Centre, RBI seem in sync
In a surprise move, the Reserve Bank Tuesday cut the Statutory Liquidity Ratio (deposits banks must keep with the RBI in government bonds) by another 0.5 per cent (after the June reduction) to 22 per cent, but kept the repo rate (at which the RBI lends money to banks) and cash reserve ratio (the portion of deposits banks need to keep with it) unchanged. RBI governor Raghuram Rajan said this would give banks more liquidity to provide credit for productive purposes when the economy picks up. To justify keeping the rates intact, the governor repeatedly cautioned that there are still upside risks both global and domestic, in crude oil prices and the monsoon respectively, to maintain the consumer price index at or below eight per cent by January 2015. Borrowers and homeowners cannot expect lower EMIs as the SLR cut was not meant for banks to give cheaper loans but to give them more flexibility in lending.

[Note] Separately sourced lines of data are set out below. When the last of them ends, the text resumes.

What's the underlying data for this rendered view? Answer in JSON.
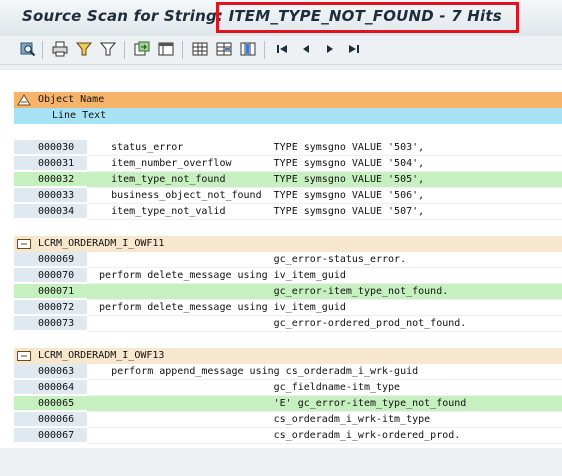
{
  "title": {
    "prefix": "Source Scan for String: ",
    "highlight": "ITEM_TYPE_NOT_FOUND - 7 Hits"
  },
  "toolbar": {
    "icons": [
      "find-icon",
      "print-icon",
      "filter-icon",
      "filter-set-icon",
      "export-icon",
      "layout-icon",
      "grid-icon",
      "sum-icon",
      "columns-icon",
      "first-page-icon",
      "previous-page-icon",
      "next-page-icon",
      "last-page-icon"
    ]
  },
  "header": {
    "object_name": "Object Name",
    "line_text": "Line Text"
  },
  "groups": [
    {
      "name": "",
      "rows": [
        {
          "line": "000030",
          "text": "    status_error               TYPE symsgno VALUE '503',",
          "hit": false
        },
        {
          "line": "000031",
          "text": "    item_number_overflow       TYPE symsgno VALUE '504',",
          "hit": false
        },
        {
          "line": "000032",
          "text": "    item_type_not_found        TYPE symsgno VALUE '505',",
          "hit": true
        },
        {
          "line": "000033",
          "text": "    business_object_not_found  TYPE symsgno VALUE '506',",
          "hit": false
        },
        {
          "line": "000034",
          "text": "    item_type_not_valid        TYPE symsgno VALUE '507',",
          "hit": false
        }
      ]
    },
    {
      "name": "LCRM_ORDERADM_I_OWF11",
      "rows": [
        {
          "line": "000069",
          "text": "                               gc_error-status_error.",
          "hit": false
        },
        {
          "line": "000070",
          "text": "  perform delete_message using iv_item_guid",
          "hit": false
        },
        {
          "line": "000071",
          "text": "                               gc_error-item_type_not_found.",
          "hit": true
        },
        {
          "line": "000072",
          "text": "  perform delete_message using iv_item_guid",
          "hit": false
        },
        {
          "line": "000073",
          "text": "                               gc_error-ordered_prod_not_found.",
          "hit": false
        }
      ]
    },
    {
      "name": "LCRM_ORDERADM_I_OWF13",
      "rows": [
        {
          "line": "000063",
          "text": "    perform append_message using cs_orderadm_i_wrk-guid",
          "hit": false
        },
        {
          "line": "000064",
          "text": "                               gc_fieldname-itm_type",
          "hit": false
        },
        {
          "line": "000065",
          "text": "                               'E' gc_error-item_type_not_found",
          "hit": true
        },
        {
          "line": "000066",
          "text": "                               cs_orderadm_i_wrk-itm_type",
          "hit": false
        },
        {
          "line": "000067",
          "text": "                               cs_orderadm_i_wrk-ordered_prod.",
          "hit": false
        }
      ]
    }
  ],
  "colors": {
    "hit_row": "#c7f0c0",
    "header_object": "#f6b46a",
    "header_line": "#a8e2f5",
    "group_row": "#f8e7cf",
    "title_highlight_border": "#e3121f"
  }
}
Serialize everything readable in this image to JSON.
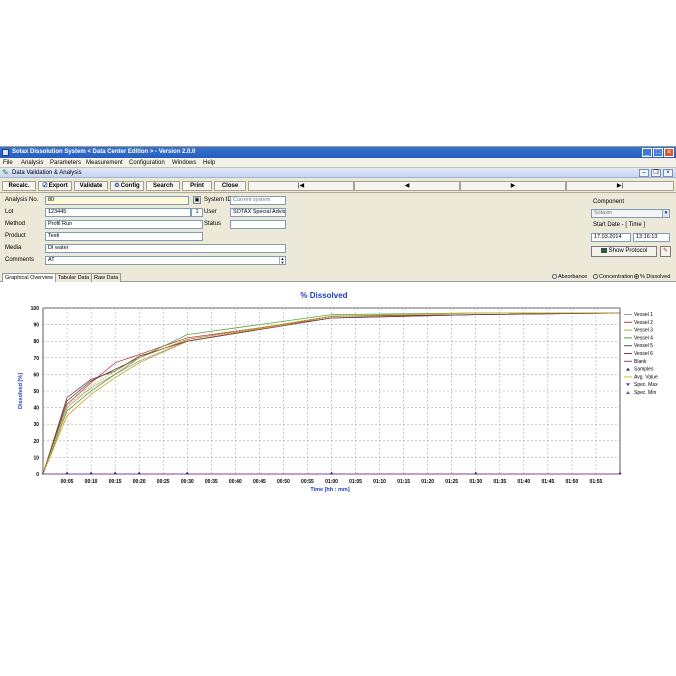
{
  "window": {
    "title": "Sotax Dissolution System < Data Center Edition > - Version 2.0.0"
  },
  "menu": [
    "File",
    "Analysis",
    "Parameters",
    "Measurement",
    "Configuration",
    "Windows",
    "Help"
  ],
  "subwindow": {
    "title": "Data Validation & Analysis"
  },
  "toolbar": {
    "recalc": "Recalc.",
    "export": "Export",
    "validate": "Validate",
    "config": "Config",
    "search": "Search",
    "print": "Print",
    "close": "Close",
    "first": "|◀",
    "prev": "◀",
    "next": "▶",
    "last": "▶|"
  },
  "form": {
    "analysis_no_label": "Analysis No.",
    "analysis_no": "80",
    "lot_label": "Lot",
    "lot": "123445",
    "lot_num": "1",
    "method_label": "Method",
    "method": "Profil Run",
    "product_label": "Product",
    "product": "Testi",
    "media_label": "Media",
    "media": "DI water",
    "comments_label": "Comments",
    "comments": "AT",
    "system_id_label": "System ID",
    "system_id": "Current system",
    "user_label": "User",
    "user": "SOTAX Special Advisor",
    "status_label": "Status",
    "status": "",
    "component_label": "Component",
    "component": "Sotaxin",
    "start_date_label": "Start Date - [ Time ]",
    "start_date": "17.03.2014",
    "start_time": "13:16:13",
    "show_protocol": "Show Protocol"
  },
  "tabs": [
    "Graphical Overview",
    "Tabular Data",
    "Raw Data"
  ],
  "radios": {
    "absorbance": "Absorbance",
    "concentration": "Concentration",
    "dissolved": "% Dissolved"
  },
  "colors": {
    "v1": "#a0a0a0",
    "v2": "#c04040",
    "v3": "#d0a020",
    "v4": "#60a040",
    "v5": "#505050",
    "v6": "#7a3a4a",
    "blank": "#8040a0",
    "samples": "#303060",
    "avg": "#e0c020",
    "specmax": "#3050c0",
    "specmin": "#7050c0"
  },
  "chart_data": {
    "type": "line",
    "title": "% Dissolved",
    "xlabel": "Time [hh : mm]",
    "ylabel": "Dissolved [%]",
    "ylim": [
      0,
      100
    ],
    "yticks": [
      0,
      10,
      20,
      30,
      40,
      50,
      60,
      70,
      80,
      90,
      100
    ],
    "xticks": [
      "00:05",
      "00:10",
      "00:15",
      "00:20",
      "00:25",
      "00:30",
      "00:35",
      "00:40",
      "00:45",
      "00:50",
      "00:55",
      "01:00",
      "01:05",
      "01:10",
      "01:15",
      "01:20",
      "01:25",
      "01:30",
      "01:35",
      "01:40",
      "01:45",
      "01:50",
      "01:55"
    ],
    "x_minutes": [
      0,
      5,
      10,
      15,
      20,
      30,
      60,
      90,
      120
    ],
    "xmax_minutes": 120,
    "legend_position": "right",
    "grid": true,
    "series": [
      {
        "name": "Vessel 1",
        "values": [
          0,
          40,
          52,
          60,
          68,
          80,
          95,
          97,
          97
        ]
      },
      {
        "name": "Vessel 2",
        "values": [
          0,
          42,
          55,
          67,
          72,
          82,
          94,
          96,
          97
        ]
      },
      {
        "name": "Vessel 3",
        "values": [
          0,
          35,
          48,
          58,
          67,
          80,
          95,
          97,
          97
        ]
      },
      {
        "name": "Vessel 4",
        "values": [
          0,
          38,
          50,
          60,
          70,
          84,
          96,
          97,
          97
        ]
      },
      {
        "name": "Vessel 5",
        "values": [
          0,
          44,
          56,
          63,
          70,
          81,
          95,
          96,
          97
        ]
      },
      {
        "name": "Vessel 6",
        "values": [
          0,
          46,
          57,
          62,
          71,
          80,
          94,
          96,
          97
        ]
      },
      {
        "name": "Blank",
        "values": [
          0,
          0,
          0,
          0,
          0,
          0,
          0,
          0,
          0
        ]
      },
      {
        "name": "Samples",
        "values": [
          0,
          0,
          0,
          0,
          0,
          0,
          0,
          0,
          0
        ]
      },
      {
        "name": "Avg. Value",
        "values": [
          0,
          41,
          53,
          62,
          70,
          81,
          95,
          97,
          97
        ]
      },
      {
        "name": "Spec. Max",
        "values": []
      },
      {
        "name": "Spec. Min",
        "values": []
      }
    ]
  }
}
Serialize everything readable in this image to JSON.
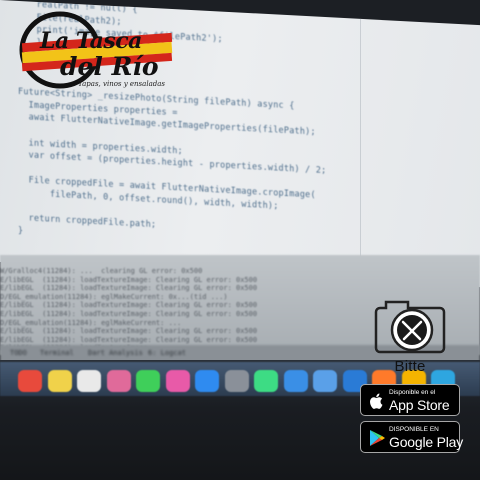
{
  "editor": {
    "lines": [
      "  realPath != null) {",
      "  File(realPath2);",
      "  print('image saved to $filePath2');",
      "  }",
      "  });",
      "}",
      "",
      "Future<String> _resizePhoto(String filePath) async {",
      "  ImageProperties properties =",
      "  await FlutterNativeImage.getImageProperties(filePath);",
      "",
      "  int width = properties.width;",
      "  var offset = (properties.height - properties.width) / 2;",
      "",
      "  File croppedFile = await FlutterNativeImage.cropImage(",
      "      filePath, 0, offset.round(), width, width);",
      "",
      "  return croppedFile.path;",
      "}"
    ]
  },
  "console": {
    "lines": [
      "W/Gralloc4(11284): ...  clearing GL error: 0x500",
      "E/libEGL  (11284): loadTextureImage: Clearing GL error: 0x500",
      "E/libEGL  (11284): loadTextureImage: Clearing GL error: 0x500",
      "D/EGL_emulation(11284): eglMakeCurrent: 0x...(tid ...)",
      "E/libEGL  (11284): loadTextureImage: Clearing GL error: 0x500",
      "E/libEGL  (11284): loadTextureImage: Clearing GL error: 0x500",
      "D/EGL_emulation(11284): eglMakeCurrent: ...",
      "E/libEGL  (11284): loadTextureImage: Clearing GL error: 0x500",
      "E/libEGL  (11284): loadTextureImage: Clearing GL error: 0x500",
      "E/libEGL  (11284): loadTextureImage: ..."
    ],
    "status_items": [
      "TODO",
      "Terminal",
      "Dart Analysis",
      "6: Logcat"
    ]
  },
  "logo": {
    "title": "La Tasca",
    "subtitle": "del Río",
    "tagline": "Tapas, vinos y ensaladas",
    "colors": {
      "red": "#d4261b",
      "yellow": "#f2c318",
      "ink": "#111111"
    }
  },
  "bitte": {
    "label": "Bitte",
    "icon": "camera-fork-knife-icon"
  },
  "badges": {
    "app_store": {
      "small": "Disponible en el",
      "big": "App Store",
      "icon": "apple-icon"
    },
    "google_play": {
      "small": "DISPONIBLE EN",
      "big": "Google Play",
      "icon": "google-play-icon"
    }
  },
  "dock": {
    "icons": [
      {
        "name": "calendar-icon",
        "color": "#e84a3c"
      },
      {
        "name": "notes-icon",
        "color": "#f0d24a"
      },
      {
        "name": "reminders-icon",
        "color": "#e9e9e9"
      },
      {
        "name": "photos-icon",
        "color": "#e06a9a"
      },
      {
        "name": "messages-icon",
        "color": "#3fcf5a"
      },
      {
        "name": "itunes-icon",
        "color": "#e85aa8"
      },
      {
        "name": "app-store-icon",
        "color": "#2f8bf0"
      },
      {
        "name": "system-preferences-icon",
        "color": "#8a9099"
      },
      {
        "name": "android-studio-icon",
        "color": "#3ddc84"
      },
      {
        "name": "xcode-icon",
        "color": "#3a8fe6"
      },
      {
        "name": "finder-icon",
        "color": "#5aa0e8"
      },
      {
        "name": "vscode-icon",
        "color": "#2a7bd6"
      },
      {
        "name": "firefox-icon",
        "color": "#ff7a2a"
      },
      {
        "name": "sketch-icon",
        "color": "#f5b400"
      },
      {
        "name": "telegram-icon",
        "color": "#2ea6e0"
      }
    ]
  }
}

What became evident at Dr Rajan’s media interaction after his bi-monthly monetary policy statement was that he and the government are in sync on tackling inflation. He observed that they were on the same page and it was a joint government-RBI effort to improve macro indicators like the fiscal deficit and current account deficit. There was a big difference since the last government, he said, as India was not a problem any more and that perception no longer existed.
Political stability, he noted, was worth a tremendous amount where global perceptions were concerned.